By late May, local civic leaders came to view Bralo and Hadžić as "completely useless". Bralo repeatedly asked Pavelić to be transferred to another city, complaining that his position "lacked substance and authority". Bralo and Hadžić attempted to compensate for their lack of real authority by interfering in municipal matters and harassing local officials, Catholics and Muslims alike. For example, when local Croatian Peasant Party members declined to join the Ustaše, Bralo and Hadžić either jailed them or banned them from participating in public life, a move which alienated many of the city's Croats. Concurrently, Bralo and Hadžić both attempted to foster their own cults of personality, arranging for local newspapers to print articles glorifying them and their role in state matters. Despite repeated complaints from city officials, who spoke of cronyism and bad governance, Pavelić was initially hesitant to transfer Bralo and Hadžić elsewhere.

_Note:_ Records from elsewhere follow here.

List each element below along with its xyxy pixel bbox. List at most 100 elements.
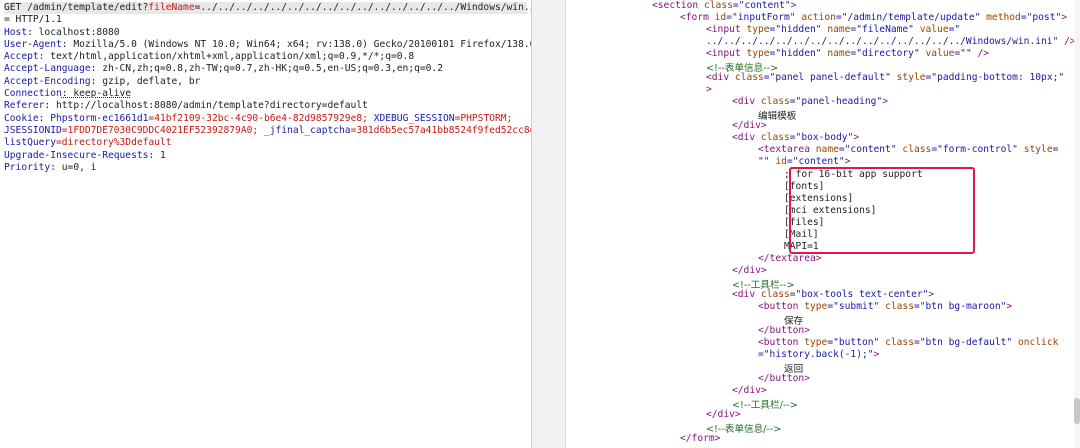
source-token: section — [657, 0, 704, 11]
source-text: <section class="content"> — [652, 0, 796, 11]
source-text: <div class="box-tools text-center"> — [732, 289, 934, 300]
request-line: User-Agent: Mozilla/5.0 (Windows NT 10.0… — [4, 38, 531, 51]
source-token: ="hidden" — [769, 48, 828, 59]
source-text: </form> — [680, 433, 720, 444]
source-token: ="inputForm" — [726, 12, 802, 23]
source-text: <div class="panel panel-default" style="… — [706, 72, 1064, 83]
request-token: Connection — [4, 88, 62, 100]
source-token: class — [760, 96, 790, 107]
source-token: ="" — [954, 48, 978, 59]
request-token: Accept-Encoding — [4, 75, 91, 87]
source-text: </div> — [706, 409, 741, 420]
source-token: <div — [732, 289, 761, 300]
source-token: ="content" — [838, 144, 903, 155]
request-line: Upgrade-Insecure-Requests: 1 — [4, 150, 527, 162]
request-token: =1FDD7DE7030C9DDC4021EF52392879A0; — [61, 124, 264, 136]
raw-request-panel[interactable]: GET /admin/template/edit?fileName=../../… — [0, 0, 531, 448]
request-token: : text/html,application/xhtml+xml,applic… — [38, 51, 415, 63]
request-token: Phpstorm-ec1661d1 — [50, 112, 149, 124]
source-text: <input type="hidden" name="directory" va… — [706, 48, 989, 59]
source-token: class — [760, 289, 790, 300]
request-token: fileName — [148, 2, 195, 13]
source-token: ="directory" — [850, 48, 926, 59]
source-token: style — [896, 72, 926, 83]
source-token: > — [882, 96, 888, 107]
request-token: listQuery — [4, 137, 56, 149]
source-token: name — [815, 144, 839, 155]
source-token: > — [706, 84, 712, 95]
vertical-scrollbar-track[interactable] — [1074, 0, 1080, 448]
source-token: style — [1023, 144, 1053, 155]
source-token: id — [775, 156, 787, 167]
source-token: ="btn bg-maroon" — [913, 301, 1007, 312]
source-token: = — [1052, 144, 1059, 155]
vertical-scrollbar-thumb[interactable] — [1074, 398, 1080, 424]
request-token: User-Agent — [4, 38, 62, 50]
request-line: = HTTP/1.1 — [4, 14, 527, 26]
request-token: : 1 — [148, 149, 166, 161]
source-text: <form id="inputForm" action="/admin/temp… — [680, 12, 1067, 23]
source-token: class — [885, 337, 914, 348]
source-token: /> — [977, 48, 990, 59]
request-token: Referer — [4, 100, 45, 112]
source-token: > — [1006, 301, 1013, 312]
source-text: <input type="hidden" name="fileName" val… — [706, 24, 960, 35]
source-token: ="box-body" — [789, 132, 854, 143]
source-token: type — [804, 301, 828, 312]
source-token: <input — [706, 48, 747, 59]
source-token: class — [902, 144, 932, 155]
source-text: </div> — [732, 385, 767, 396]
source-token: </div> — [706, 409, 741, 420]
request-token: Upgrade-Insecure-Requests — [4, 149, 149, 161]
request-line: Accept: text/html,application/xhtml+xml,… — [4, 51, 527, 63]
request-line: GET /admin/template/edit?fileName=../../… — [4, 2, 531, 15]
request-token: : u=0, i — [50, 161, 97, 173]
source-token: ="button" — [827, 337, 886, 348]
request-token: Accept — [4, 51, 39, 63]
request-token: Host — [4, 26, 28, 38]
request-token: GET /admin/template/edit? — [4, 2, 149, 13]
source-token: action — [801, 12, 836, 23]
source-token: ="hidden" — [769, 24, 828, 35]
source-token: ="history.back(-1);" — [758, 349, 874, 360]
source-token: value — [919, 24, 949, 35]
source-token: class — [885, 301, 914, 312]
request-token: =../../../../../../../../../../../../../… — [194, 2, 531, 13]
source-token: ="fileName" — [850, 24, 920, 35]
source-token: ../../../../../../../../../../../../../.… — [706, 36, 1065, 47]
request-token: =directory%3Ddefault — [55, 137, 172, 149]
source-token: <button — [758, 301, 805, 312]
source-token: ="submit" — [827, 301, 886, 312]
source-token: id — [714, 12, 727, 23]
source-token: <input — [706, 24, 747, 35]
source-token: </div> — [732, 385, 767, 396]
request-token: JSESSIONID — [4, 124, 62, 136]
source-text: </button> — [758, 325, 810, 336]
request-token: =41bf2109-32bc-4c90-b6e4-82d9857929e8; — [148, 112, 374, 124]
source-text: ="history.back(-1);"> — [758, 349, 879, 360]
request-token: Accept-Language — [4, 63, 91, 75]
line-number-gutter — [532, 0, 566, 448]
source-token: value — [925, 48, 955, 59]
request-token: : zh-CN,zh;q=0.8,zh-TW;q=0.7,zh-HK;q=0.5… — [90, 63, 443, 75]
source-text: ../../../../../../../../../../../../../.… — [706, 36, 1074, 47]
source-token: ="btn bg-default" — [913, 337, 1018, 348]
request-token: XDEBUG_SESSION — [373, 112, 455, 124]
source-token: </button> — [758, 373, 810, 384]
source-token: class — [760, 132, 790, 143]
source-token: </div> — [732, 120, 767, 131]
source-token: name — [827, 48, 851, 59]
request-token: =381d6b5ec57a41bb8524f9fed52cc8e4; — [350, 124, 531, 136]
request-token: : Mozilla/5.0 (Windows NT 10.0; Win64; x… — [61, 38, 531, 50]
request-token: : keep-alive — [61, 88, 132, 100]
source-token: type — [746, 24, 770, 35]
source-text: > — [706, 84, 712, 95]
source-token: </textarea> — [758, 253, 822, 264]
request-token: Cookie — [4, 112, 39, 124]
request-token: : http://localhost:8080/admin/template?d… — [44, 100, 368, 112]
source-token: "" — [758, 156, 776, 167]
source-text: <textarea name="content" class="form-con… — [758, 144, 1058, 155]
request-line: Cookie: Phpstorm-ec1661d1=41bf2109-32bc-… — [4, 113, 527, 125]
source-text: <button type="submit" class="btn bg-maro… — [758, 301, 1012, 312]
source-token: <textarea — [758, 144, 816, 155]
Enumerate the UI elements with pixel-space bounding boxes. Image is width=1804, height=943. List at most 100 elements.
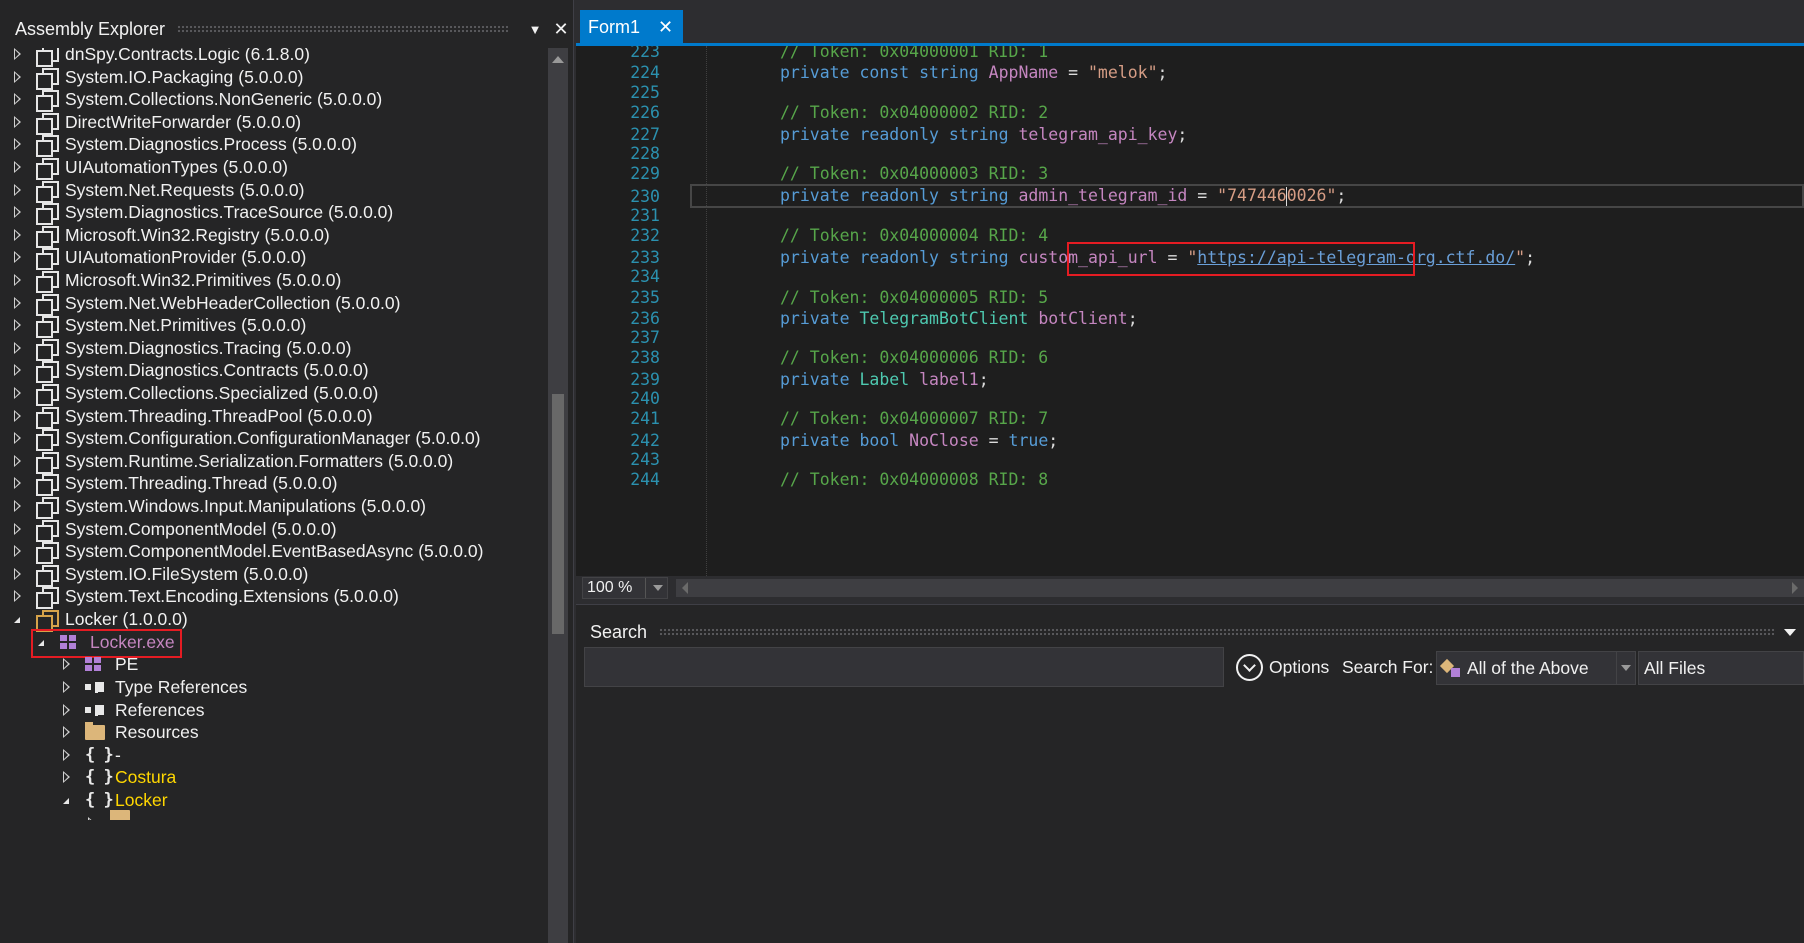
assembly-name: System.Diagnostics.Process [65,133,287,154]
pe-icon [85,657,103,671]
code-line: 231 [576,204,1804,226]
assembly-name: System.Threading.ThreadPool [65,405,303,426]
assembly-icon [36,565,59,587]
scroll-right-icon[interactable] [1792,582,1798,594]
keyword: true [1008,430,1049,450]
assembly-name: UIAutomationProvider [65,246,237,267]
assembly-name: System.Net.WebHeaderCollection [65,292,331,313]
code-line: 224 private const string AppName = "melo… [576,61,1804,83]
string-literal: "melok" [1088,62,1158,82]
comment: // Token: 0x04000006 RID: 6 [780,347,1049,367]
collapse-arrow-icon[interactable] [61,787,73,813]
tab-form1[interactable]: Form1 ✕ [580,10,684,44]
code-line: 223 // Token: 0x04000001 RID: 1 [576,46,1804,62]
namespace-icon: { } [85,745,114,765]
chevron-down-icon[interactable] [653,585,663,591]
search-input[interactable] [584,647,1224,687]
field-name: label1 [919,369,979,389]
line-number: 231 [630,205,660,225]
horizontal-scrollbar[interactable] [676,579,1804,597]
assembly-icon [36,542,59,564]
assembly-version: (5.0.0.0) [222,156,288,177]
assembly-name: System.Diagnostics.TraceSource [65,201,324,222]
code-line: 238 // Token: 0x04000006 RID: 6 [576,346,1804,368]
expand-arrow-icon[interactable] [86,810,98,820]
line-number: 232 [630,225,660,245]
field-name: NoClose [909,430,979,450]
scroll-thumb[interactable] [552,394,564,634]
close-icon[interactable]: ✕ [548,16,574,42]
assembly-name: System.IO.Packaging [65,66,234,87]
operator: = [1187,186,1218,205]
assembly-version: (5.0.0.0) [238,66,304,87]
chevron-down-icon[interactable] [1784,628,1796,636]
file-scope-dropdown[interactable]: All Files [1638,651,1804,685]
keyword: private [780,247,850,267]
file-scope-value: All Files [1644,657,1706,678]
collapse-arrow-icon[interactable] [12,606,24,632]
scroll-left-icon[interactable] [682,582,688,594]
assembly-version: (5.0.0.0) [271,518,337,539]
assembly-version: (5.0.0.0) [239,179,305,200]
comment: // Token: 0x04000005 RID: 5 [780,287,1049,307]
panel-grip[interactable] [659,628,1776,636]
code-line: 243 [576,448,1804,470]
assembly-version: (5.0.0.0) [303,359,369,380]
assembly-name: System.Text.Encoding.Extensions [65,585,329,606]
field-name: AppName [988,62,1059,82]
code-line-partial [576,489,1804,499]
tree-item-label: PE [115,653,139,674]
assembly-name: Microsoft.Win32.Registry [65,224,260,245]
semicolon: ; [1336,186,1347,205]
keyword: private [780,430,850,450]
assembly-tree: dnSpy.Contracts.Logic (6.1.8.0) System.I… [0,48,548,943]
tab-label: Form1 [588,16,641,37]
line-number: 236 [630,308,660,328]
semicolon: ; [1525,247,1536,267]
options-button[interactable]: Options [1236,651,1329,683]
panel-grip[interactable] [177,25,508,33]
options-label: Options [1269,656,1330,677]
tree-item-form1-partial[interactable] [86,810,140,820]
comment: // Token: 0x04000003 RID: 3 [780,163,1049,183]
assembly-version: (5.0.0.0) [264,224,330,245]
explorer-scrollbar[interactable] [548,48,568,943]
scroll-up-icon[interactable] [552,56,564,63]
assembly-icon [36,610,59,632]
assembly-icon [36,271,59,293]
search-for-dropdown[interactable]: All of the Above [1436,651,1626,685]
close-icon[interactable]: ✕ [658,17,673,38]
line-number: 224 [630,62,660,82]
chevron-down-icon[interactable]: ▼ [522,16,548,42]
assembly-name: System.Configuration.ConfigurationManage… [65,427,411,448]
search-for-dropdown-arrow[interactable] [1616,651,1636,685]
comment: // Token: 0x04000002 RID: 2 [780,102,1049,122]
assembly-version: (5.0.0.0) [360,495,427,516]
code-line: 237 [576,326,1804,348]
semicolon: ; [978,369,989,389]
assembly-name: System.Runtime.Serialization.Formatters [65,450,384,471]
keyword: private [780,186,850,205]
assembly-icon [36,135,59,157]
assembly-icon [36,113,59,135]
line-number: 240 [630,388,660,408]
assembly-icon [36,226,59,248]
tree-item-label: - [115,744,121,765]
assembly-explorer-panel: Assembly Explorer ▼ ✕ dnSpy.Contracts.Lo… [0,0,574,943]
field-name: admin_telegram_id [1018,186,1188,205]
keyword: private [780,369,850,389]
assembly-version: (5.0.0.0) [335,292,401,313]
assembly-version: (5.0.0.0) [291,133,357,154]
code-view[interactable]: 223 // Token: 0x04000001 RID: 1 224 priv… [576,46,1804,576]
comment: // Token: 0x04000004 RID: 4 [780,225,1049,245]
keyword: readonly [859,124,939,144]
zoom-select[interactable]: 100 % [582,577,668,599]
tree-item-label: Costura [115,766,177,787]
code-line: 235 // Token: 0x04000005 RID: 5 [576,286,1804,308]
line-number: 233 [630,247,660,267]
assembly-name: System.Diagnostics.Tracing [65,337,282,358]
keyword: private [780,308,850,328]
keyword: string [948,186,1009,205]
assembly-version: (5.0.0.0) [235,111,302,132]
assembly-version: (5.0.0.0) [333,585,399,606]
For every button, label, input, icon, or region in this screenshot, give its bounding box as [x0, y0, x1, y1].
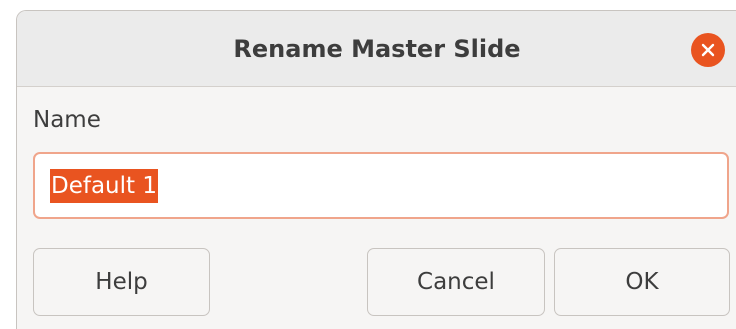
close-button[interactable] [691, 33, 725, 67]
name-label: Name [33, 107, 101, 133]
name-input-value: Default 1 [50, 168, 158, 203]
ok-button[interactable]: OK [554, 248, 730, 316]
cancel-button[interactable]: Cancel [367, 248, 545, 316]
name-input[interactable]: Default 1 [33, 152, 729, 219]
close-icon [701, 43, 715, 57]
rename-master-slide-dialog: Rename Master Slide Name Default 1 Help … [16, 10, 736, 329]
dialog-titlebar: Rename Master Slide [17, 11, 736, 87]
help-button[interactable]: Help [33, 248, 210, 316]
dialog-title: Rename Master Slide [233, 35, 521, 63]
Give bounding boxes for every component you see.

In June 1941, Bralo and Hadžić were appointed as trustees to administer the plundered assets of Sarajevo's Sephardic and Ashkenazi communities. Bralo later became one of the main driving forces behind the deportation of Sarajevo's Jews. Although it used anti-Semitic language, the Catholic Church in Sarajevo rejected the existence of a Jewish race, believing that Jews who converted to Catholicism should be saved. Bralo personally oversaw the conversion of more than 1,000 Sarajevan Jews to Catholicism. However, this earned him the enmity of some Bosnian Muslim autonomists, who on 1 November 1942 authored a memorandum to Adolf Hitler complaining about Bralo's actions. (Note: Calling themselves the People's Committee, the authors of the memorandum denounced Bralo for allowing Jews to convert to Catholicism to escape persecution: "He thwarted your intentions and order regarding the Jews, beginning immediately to accept many Jews in Bosnia into the Catholic Church, particularly in Sarajevo, where they are very numerous and very rich. In that way he attempted to protect them from what, after the victory and occupation of this country, had to happen." The authors further accused Jews of financing the Partisans and Chetniks, and claimed that Bralo had overseen the conversion of 3,800 Jews. "Although this number appears to be an exaggeration," Greble writes, "...it is indicative of a citywide trend that the church made no attempt to deny.") Although conversion alone was not enough to spare Jews from being deported, it usually bought them time to flee to the Italian zone or join resistance groups in the surrounding mountains. Yet, on other occasions, Bralo cynically used the prospect of conversion as a means of assuring Jews of their safety before they were killed. When a group of Jews inquired about members of their family who had agreed to undergo conversion, Bralo replied: "Do not worry about them, I saved their soul," before adding, "I did not guarantee that they would be left alive." Bralo's tenure as Poglavniks deputy ended on 7 August 1941. Afterwards, the position Bralo and Hadžić had once occupied was abolished.

===Capture and death===
In 1942, Bralo was named as a deputy in the Croatian Parliament (Sabor). As the Yugoslav Partisans surrounded Sarajevo in April 1945, he refused to evacuate from the city and assembled a small "Catholic reactionary force", as Greble describes it, consisting of about 145 armed men who hid in the mountains and fought the Partisans for several months before most of them were captured. Bralo himself was among those captured and was put on trial by Yugoslavia's new communist government in the fall of 1945. On 5 September 1945, he was sentenced to death by firing squad, which led to his being defrocked by the Archdiocese of Vrhbosna. His execution took place in Sarajevo's military prison at 5:00 a.m. on the morning of 6 November 1945. What little was left of the insurgents he mustered remained active around the city for the next several years. Greble has described Bralo as "one of the most infamous Catholic figures from wartime Sarajevo".